Looking at those snippets.... Why are they not symmetric? Meaning, why isn't
there a mnemonic passed for the "load on condition" opcodes? After all both
"compare and trap" and "load on condition" are opcodes with extended
mnemonics and need a base mnemonic to build the extended ones from.
The answer is that function cls_operand provides those base mnemonics.

     static const HChar *
     cls_operand(Int kind, UInt mask)
     {
        const HChar *prefix;

        switch (kind) {
        case S390_XMNM_LOCR:   prefix = "locr";  break;
        case S390_XMNM_LOCGR:  prefix = "locgr"; break;
        ......

That is conceptually wrong.
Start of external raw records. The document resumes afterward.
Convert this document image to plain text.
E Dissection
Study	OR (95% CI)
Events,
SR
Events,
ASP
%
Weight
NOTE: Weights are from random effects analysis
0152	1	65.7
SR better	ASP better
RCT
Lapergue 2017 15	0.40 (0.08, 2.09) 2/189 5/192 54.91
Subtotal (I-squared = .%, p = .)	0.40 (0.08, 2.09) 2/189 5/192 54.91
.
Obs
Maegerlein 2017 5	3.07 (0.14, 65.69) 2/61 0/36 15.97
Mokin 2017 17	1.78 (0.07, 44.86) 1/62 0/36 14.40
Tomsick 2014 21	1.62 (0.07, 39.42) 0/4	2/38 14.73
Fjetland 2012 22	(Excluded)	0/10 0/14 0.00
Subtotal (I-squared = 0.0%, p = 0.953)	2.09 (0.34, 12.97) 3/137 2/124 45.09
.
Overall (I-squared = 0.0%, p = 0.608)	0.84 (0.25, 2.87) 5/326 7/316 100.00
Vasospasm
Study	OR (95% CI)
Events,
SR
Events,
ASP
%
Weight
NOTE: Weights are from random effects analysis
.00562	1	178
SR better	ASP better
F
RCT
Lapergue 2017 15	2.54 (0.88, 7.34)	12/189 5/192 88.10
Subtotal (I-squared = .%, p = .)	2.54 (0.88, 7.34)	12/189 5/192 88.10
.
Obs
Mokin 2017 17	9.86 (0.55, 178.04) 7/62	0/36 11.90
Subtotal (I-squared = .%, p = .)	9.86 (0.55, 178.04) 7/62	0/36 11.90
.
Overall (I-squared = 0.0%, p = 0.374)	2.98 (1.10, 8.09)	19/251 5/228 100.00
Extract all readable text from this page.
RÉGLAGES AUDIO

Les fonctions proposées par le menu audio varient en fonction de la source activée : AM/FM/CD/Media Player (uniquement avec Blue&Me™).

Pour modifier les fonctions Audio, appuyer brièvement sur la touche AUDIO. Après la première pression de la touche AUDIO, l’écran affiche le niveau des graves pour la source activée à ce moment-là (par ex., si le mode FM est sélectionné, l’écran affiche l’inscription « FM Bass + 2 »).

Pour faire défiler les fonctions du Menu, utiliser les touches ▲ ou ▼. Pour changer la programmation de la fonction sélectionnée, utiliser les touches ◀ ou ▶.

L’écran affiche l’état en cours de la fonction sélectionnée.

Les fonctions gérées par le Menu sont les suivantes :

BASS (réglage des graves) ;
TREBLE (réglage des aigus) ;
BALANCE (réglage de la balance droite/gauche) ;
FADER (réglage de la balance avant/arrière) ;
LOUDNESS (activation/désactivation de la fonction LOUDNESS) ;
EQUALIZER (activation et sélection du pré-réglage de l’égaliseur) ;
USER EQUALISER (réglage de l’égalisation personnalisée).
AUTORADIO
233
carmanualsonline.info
Mnemonics should be passed down to s390_disasm
which (ideally)  should have no knowledge of them. This is mostly so with
exceptions:

     case 0xb9f2: s390_format_RRF_U0RR(s390_irgen_LOCR, RRF3_r3(ovl),
                                       RRF3_r1(ovl), RRF3_r2(ovl), S390_XMNM_LOCR);  goto ok;

     static const HChar *
     s390_irgen_LOCR(UChar m3, UChar r1, UChar r2)
     {
        next_insn_if(binop(Iop_CmpEQ32, s390_call_calculate_cond(m3), mkU32(0)));
        put_gpr_w1(r1, get_gpr_w1(r2));

        return "locr";       //  base mnemonic returned (as it should be)
     }

     static void
     s390_format_RRF_U0RR(const HChar *(*irgen)(UChar m3, UChar r1, UChar r2),
                           UChar m3, UChar r1, UChar r2, Int xmnm_kind)
     {
        irgen(m3, r1, r2);  // base mnemonic IGNORED

        if (UNLIKELY(vex_traceflags & VEX_TRACE_FE))
           s390_disasm(ENC3(XMNM, GPR, GPR), xmnm_kind, m3, r1, r2);
     }

So the proper fix is to 
(1) introduce S390_XMNM_CLS,
(2) pass down the mnemonic to s390_disasm, and
(3) change function cls_operand to be symmetric with cab_operand by also taking in the base mnemonic.
Comment 2 Florian Krohm 2024-11-13 17:13:53 UTC
Created attachment 175780 [details]
patch as described in comment #1
Comment 3 Florian Krohm 2025-03-05 22:38:13 UTC
This bug was fixed in 1e694434a5cd2a0352e97f872ebd6922129c0282.